Giunto a destinazione lei lo venne a prendere, e lo abbracciò. Per un attimo ebbe il sospetto che vi fosse una larga pozzanghera che separasse la realtà monolitica e immutabile dall'idea che costei in quel momento stava stringendo tra le sue braccia piene di ardore.
Ogni minuto che da allora trascorse assomigliava al campanello del giudice istruttore che freddamente enucleava le ragioni di una speranza malriposta.
(I vincenti li riconosci subito, riconosci i vincenti e i brocchi. Chi avrebbe puntato su di te? Io avrei puntato tutto su di te, Noodles. E avresti perso.)
Lei le offrì una granita all'anice, preparata come solo sua madre sapeva fare. Era diventata consuetudine da un po' di anni. Egli guardava il suo bicchiere di granita nel quale giaceva l'ultimo sorso. Pensò che non aveva sempre bevuto granite. Che per larga parte della sua vita le granite erano fluite in maniera indifferente senza che gli venisse mai venuta voglia di berne un bicchiere. Tanti anni erano trascorsi senza che le granite fossero mai esistite.
Un giorno, invece, s'accorse che faceva caldo e che non aveva fame, e che una granita gli sarebbe bastata per restare in compagnia di persone a cui avrebbe poi voluto bene.
Pensò che questa volta non sarebbe stato necessario avvisare a casa che il viaggio era andato bene.
Per anni gli avevano insegnato ad aspettare, a rinunciare, a restringere il ventaglio delle scelte. Si presentava al mondo dei vivi ricolmo di un amore che recava in dote miriadi di capitoli incompiuti. Storie affogate nel cesso al primo apostrofo erroneamente collocato.
Come quelle vecchie macchine da scrivere che andavano con i nastri di inchiestro nero. Bastava un dito un po' più disconnesso a rendere inaccettabili discorsi interminabili.
Infilò il suo pigiama invernale, e respirò a fondo il calore che da quell'abbraccio ancora s'infondeva. Una lacrima si addensò alla cornice del suo occhio sinistro, come un vetro rotto da cui penetrava la pioggia.
Sentiva il peso di tutta quell'inadeguatezza a cui aveva lasciato ampi metri di vantaggio, e che proseguiva lenta, lentissima, e lo precedeva nella risoluzione dei suoi algoritmi quotidiani.
Anche con il passo di Achille non l'avrebbe mai raggiunta, perchè essa conservava sempre una precedenza assoluta che le proporzioni dello spazio tempo avrebbero reso incolmabile.
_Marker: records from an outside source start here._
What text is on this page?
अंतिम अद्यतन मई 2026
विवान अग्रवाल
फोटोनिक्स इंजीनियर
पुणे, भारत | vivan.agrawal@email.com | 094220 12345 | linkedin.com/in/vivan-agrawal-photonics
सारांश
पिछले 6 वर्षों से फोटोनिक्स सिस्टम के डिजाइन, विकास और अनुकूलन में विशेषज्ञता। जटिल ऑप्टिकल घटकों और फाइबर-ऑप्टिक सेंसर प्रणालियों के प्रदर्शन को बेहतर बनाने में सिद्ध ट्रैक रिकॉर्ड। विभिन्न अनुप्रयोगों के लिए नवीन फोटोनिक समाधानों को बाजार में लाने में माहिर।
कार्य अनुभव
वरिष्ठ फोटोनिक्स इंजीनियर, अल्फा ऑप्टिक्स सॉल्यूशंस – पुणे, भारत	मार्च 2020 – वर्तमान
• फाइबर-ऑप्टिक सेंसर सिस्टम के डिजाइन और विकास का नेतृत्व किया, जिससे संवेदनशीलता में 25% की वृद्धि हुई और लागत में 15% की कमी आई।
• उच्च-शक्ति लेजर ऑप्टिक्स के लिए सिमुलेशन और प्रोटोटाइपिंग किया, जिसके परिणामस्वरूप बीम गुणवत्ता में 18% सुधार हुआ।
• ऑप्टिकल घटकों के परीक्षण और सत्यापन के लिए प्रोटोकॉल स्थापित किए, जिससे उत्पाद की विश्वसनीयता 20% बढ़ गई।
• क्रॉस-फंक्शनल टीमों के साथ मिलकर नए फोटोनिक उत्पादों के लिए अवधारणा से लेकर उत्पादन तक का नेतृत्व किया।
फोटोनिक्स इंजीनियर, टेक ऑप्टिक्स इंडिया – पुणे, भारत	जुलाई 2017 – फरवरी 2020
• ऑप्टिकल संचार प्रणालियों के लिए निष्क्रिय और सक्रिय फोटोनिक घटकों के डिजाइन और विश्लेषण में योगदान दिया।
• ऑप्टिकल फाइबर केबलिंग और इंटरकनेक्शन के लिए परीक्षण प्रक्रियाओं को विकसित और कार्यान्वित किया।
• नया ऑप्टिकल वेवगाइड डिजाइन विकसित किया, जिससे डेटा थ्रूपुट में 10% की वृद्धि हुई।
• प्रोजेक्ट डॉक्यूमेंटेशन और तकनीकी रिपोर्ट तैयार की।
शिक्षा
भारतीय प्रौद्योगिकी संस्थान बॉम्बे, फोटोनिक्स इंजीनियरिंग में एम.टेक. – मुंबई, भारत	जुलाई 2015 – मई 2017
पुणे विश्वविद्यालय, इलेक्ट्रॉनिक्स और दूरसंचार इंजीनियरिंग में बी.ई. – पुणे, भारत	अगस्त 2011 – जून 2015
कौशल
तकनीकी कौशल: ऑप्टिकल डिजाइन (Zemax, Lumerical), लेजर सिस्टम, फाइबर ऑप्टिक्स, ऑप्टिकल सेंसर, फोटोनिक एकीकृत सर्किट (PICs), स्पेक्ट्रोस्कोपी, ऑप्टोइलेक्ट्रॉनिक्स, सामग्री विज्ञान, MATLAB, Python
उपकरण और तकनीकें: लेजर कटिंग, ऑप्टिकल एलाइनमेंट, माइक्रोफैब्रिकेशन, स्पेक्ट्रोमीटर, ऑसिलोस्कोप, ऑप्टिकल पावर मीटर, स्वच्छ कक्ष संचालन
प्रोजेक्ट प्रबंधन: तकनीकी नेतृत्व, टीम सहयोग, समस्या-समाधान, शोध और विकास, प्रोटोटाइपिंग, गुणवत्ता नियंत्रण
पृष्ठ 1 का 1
Si nasce tartaruga, o si nasce Achille.
Si nasce compiuti, o si nasce appena.
Sul giornale dell'altro ieri vi era la consacrazione dell'incompiutezza come stagno nel quale la forza creatrice del linguaggio si edulcorava di arazzi pregiati nei riguardi di una cenciosa e scontata banalità a tratti quasi ripugnante.
L'irrequietezza è l'impeto ventoso che schiaffeggia l'insenatura al riparo del mare. Una conca aperta da cui la vita avrebbe lanciato affondi che un lago cheto e descrivibile non avrebbe mai appreso nelle sue computabili rive.
Una forma estrema di annegamento che ha come contorno incompleto la colpa, e come sbocco inevitabile la distruzione di ogni cosa.
Sentiva tutto il peso dell'umidità di un cielo in cui la sera non si rintracciano stelle.
A lei dedicò quei pensieri che si rivelarono gli ultimi. Pensieri che non sarebbe stato capace di replicare su carta per non lasciarsene privo. Ché scrivere è un impoverirsi senza ricevuta fiscale.
L'arte, un condono sull'inconcludenza.
E la smise all'improvviso, calpestato tra i binari di una metropolitana.